Elton B. Richey, Jr.

A Native of Shreveport, Louisiana –

Elton Richey embarked on the first of several careers when he enlisted in the Army National Guard immediately after high school. After completing Basic Training at Fort Polk, Louisiana, he was selected for Officer Candidate School and attended the Louisiana Military Academy. Graduating with distinction, he was commissioned in the Infantry and completed his training at Fort Benning, Georgia.

Upon returning home, he accepted a position with the Shreveport Police Department, where his father had retired as a Captain. Graduating at the top of his recruit class, Mr. Richey began working as a patrol officer on the evening shift.

He spent the next nine years patrolling some of the most dangerous beats in the city. He continued to serve in positions of increasing responsibility in the National Guard and Army Reserves while studying Criminal Justice at Louisiana State University in Shreveport.

Law School –

In 1988 Mr. Richey received his Bachelor degree from LSU-Shreveport with honors and was admitted to the Walter F. George School of Law at Mercer University in Macon, Georgia. As a law student, Mr. Richey worked at the National Criminal Defense College, which is located on the campus of the Mercer Law School. There he was privileged to watch and study some of the finest criminal defense practitioners in the country. He later completed the Trial Practice Institute of the National Criminal Defense College and has attended many of its advanced programs.

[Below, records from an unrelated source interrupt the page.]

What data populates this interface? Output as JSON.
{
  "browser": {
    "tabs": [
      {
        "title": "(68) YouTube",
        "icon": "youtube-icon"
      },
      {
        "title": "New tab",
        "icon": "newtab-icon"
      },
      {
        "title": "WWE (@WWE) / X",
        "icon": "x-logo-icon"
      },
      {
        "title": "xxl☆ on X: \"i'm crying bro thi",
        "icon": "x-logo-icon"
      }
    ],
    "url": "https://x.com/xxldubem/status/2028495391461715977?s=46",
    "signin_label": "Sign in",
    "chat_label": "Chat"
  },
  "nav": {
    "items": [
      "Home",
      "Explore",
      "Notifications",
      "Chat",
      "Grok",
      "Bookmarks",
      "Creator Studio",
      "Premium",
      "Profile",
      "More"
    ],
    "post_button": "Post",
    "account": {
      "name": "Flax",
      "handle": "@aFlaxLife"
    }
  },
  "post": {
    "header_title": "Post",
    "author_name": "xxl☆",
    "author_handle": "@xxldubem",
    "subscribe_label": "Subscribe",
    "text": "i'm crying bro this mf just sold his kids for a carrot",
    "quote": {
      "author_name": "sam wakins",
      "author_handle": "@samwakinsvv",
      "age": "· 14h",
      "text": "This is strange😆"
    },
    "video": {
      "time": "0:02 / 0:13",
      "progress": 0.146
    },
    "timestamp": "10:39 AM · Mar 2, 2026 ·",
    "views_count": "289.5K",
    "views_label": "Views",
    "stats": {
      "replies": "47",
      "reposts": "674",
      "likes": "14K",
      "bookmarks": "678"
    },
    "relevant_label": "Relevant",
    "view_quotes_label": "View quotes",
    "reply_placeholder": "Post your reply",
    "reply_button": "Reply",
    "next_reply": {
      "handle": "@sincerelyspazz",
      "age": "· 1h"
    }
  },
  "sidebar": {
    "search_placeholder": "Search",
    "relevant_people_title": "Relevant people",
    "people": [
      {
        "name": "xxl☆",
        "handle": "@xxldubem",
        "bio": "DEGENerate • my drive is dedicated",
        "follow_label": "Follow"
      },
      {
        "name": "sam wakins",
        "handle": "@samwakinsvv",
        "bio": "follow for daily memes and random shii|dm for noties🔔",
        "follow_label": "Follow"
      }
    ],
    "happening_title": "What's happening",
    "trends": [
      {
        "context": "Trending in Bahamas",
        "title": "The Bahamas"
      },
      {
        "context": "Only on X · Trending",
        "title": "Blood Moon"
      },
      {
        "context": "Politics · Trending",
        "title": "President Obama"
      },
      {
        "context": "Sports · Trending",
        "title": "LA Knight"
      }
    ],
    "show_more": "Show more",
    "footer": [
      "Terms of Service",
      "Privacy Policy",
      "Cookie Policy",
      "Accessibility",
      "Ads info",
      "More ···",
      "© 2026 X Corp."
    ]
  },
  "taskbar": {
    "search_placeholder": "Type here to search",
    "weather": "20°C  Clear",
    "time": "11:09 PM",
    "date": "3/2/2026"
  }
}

“My father believed police officers were supposed to protect a person’s rights – not trample them. He taught me to believe in Justice Blackstone’s adage that ‘Better that 10 guilty persons escape than that one innocent suffer.’”

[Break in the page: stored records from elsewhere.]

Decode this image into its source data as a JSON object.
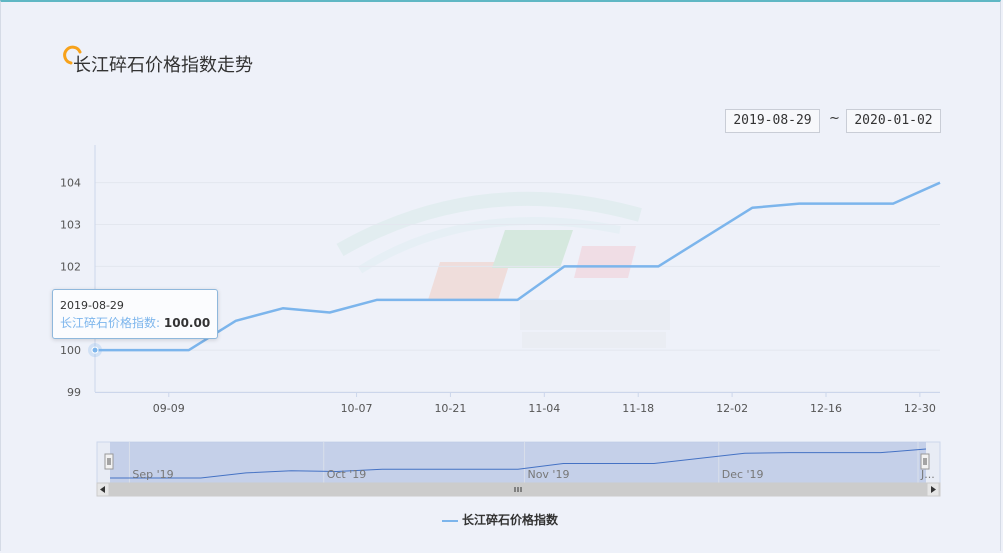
{
  "title": "长江碎石价格指数走势",
  "date_range": {
    "start": "2019-08-29",
    "separator": "~",
    "end": "2020-01-02"
  },
  "tooltip": {
    "date": "2019-08-29",
    "series": "长江碎石价格指数",
    "value": "100.00"
  },
  "navigator": {
    "labels": [
      "Sep '19",
      "Oct '19",
      "Nov '19",
      "Dec '19",
      "J..."
    ]
  },
  "colors": {
    "line": "#7cb5ec",
    "title_icon": "#f7a21b"
  },
  "chart_data": {
    "type": "line",
    "title": "长江碎石价格指数走势",
    "xlabel": "",
    "ylabel": "",
    "ylim": [
      99,
      104.9
    ],
    "xlim": [
      "2019-08-29",
      "2020-01-02"
    ],
    "yticks": [
      "99",
      "100",
      "102",
      "103",
      "104"
    ],
    "xticks": [
      "09-09",
      "10-07",
      "10-21",
      "11-04",
      "11-18",
      "12-02",
      "12-16",
      "12-30"
    ],
    "grid": true,
    "legend": "bottom",
    "series": [
      {
        "name": "长江碎石价格指数",
        "points": [
          [
            "2019-08-29",
            100.0
          ],
          [
            "2019-09-12",
            100.0
          ],
          [
            "2019-09-19",
            100.7
          ],
          [
            "2019-09-26",
            101.0
          ],
          [
            "2019-10-03",
            100.9
          ],
          [
            "2019-10-10",
            101.2
          ],
          [
            "2019-10-31",
            101.2
          ],
          [
            "2019-11-07",
            102.0
          ],
          [
            "2019-11-21",
            102.0
          ],
          [
            "2019-12-05",
            103.4
          ],
          [
            "2019-12-12",
            103.5
          ],
          [
            "2019-12-26",
            103.5
          ],
          [
            "2020-01-02",
            104.0
          ]
        ]
      }
    ]
  }
}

In 1991, Mr. Richey graduated from Mercer Law School with Honors. He entered private practice in Savannah, Georgia as an associate with the firm of Zipperer & Lorberbaum. In 1992, he returned to Louisiana and worked for several years under his mentor, Attorney Wellborn Jack, Jr.

“Wellborn taught me the importance of listening to my clients. ‘You have hundreds of cases,’ he would say, ‘but they have only one. When you know and understand them as well as their case, then you are in a position to give sound advice.’”

LTC Elton B. Richey, Jr.

Establishment –


In 1994 Mr. Richey established his own practice and began accepting clients. Since that time he has helped many people facing serious criminal accusations. He has also obtained substantial recoveries for clients who have lost a loved one or who have been seriously injured in an accident.

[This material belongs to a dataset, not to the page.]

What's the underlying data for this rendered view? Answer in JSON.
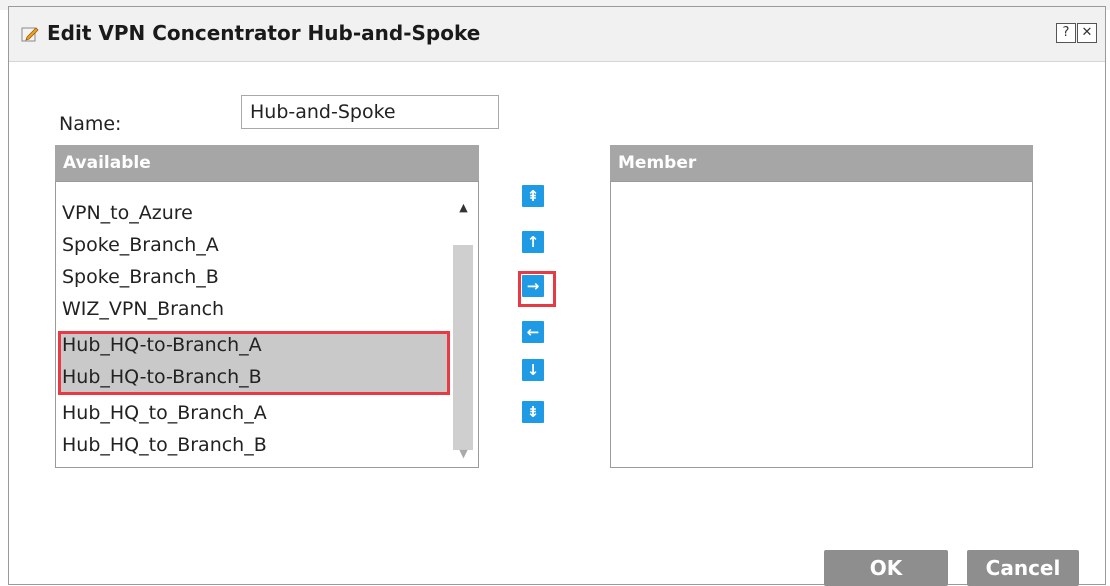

Answering the call and credentials…

Called to active duty in 2003 in support of Operations Noble Eagle, Enduring Freedom and Iraqi Freedom,  Mr. Richey’s last assignment was as The Inspector General, 75th Division (TS). After 31 years of service, Lieutenant Colonel Richey retired from the Army in June 2004 and returned to the fulltime practice of law.

“The first time I took an oath to uphold the constitution I was seventeen and enlisting in the Army. The last time I was forty and was being admitted to the United States Supreme Court. I have never had a substantial job in my adult life that did not require this oath. As a soldier and as a police officer I helped protect the constitution. As a lawyer, I use the constitution and the law to fight for my client’s rights against the government, insurance companies or big corporations.”

“I practice what I sometimes refer to as ‘crisis law.’ Most people only call me after something bad has happend to them. But that’s okay. I represent people in accident cases and criminal cases because I like to help people. There will always be lawyers willing to represent the government, big corporations and insurance companies. But there can never be enough good lawyers to represent the ‘little guy’; I want to be known as a lawyer who helped people.”

Memberships & Admissions –

Mr. Richey practices in City, State, Federal and Military courts, and is admitted to practice before or is a member of:

The United States Supreme Court (Admitted)

The United States Court of Appeals for the Fifth Circuit (Admitted)

The United States District Court for the Western District of Louisiana (Admitted)

The Louisiana Supreme Court (Admitted)

The Louisiana State Bar (Member)

The State Bar of Georgia (Member)

Mr. Richey makes his home in Shreveport, where he is a member of the First Presbyterian Church of Shreveport.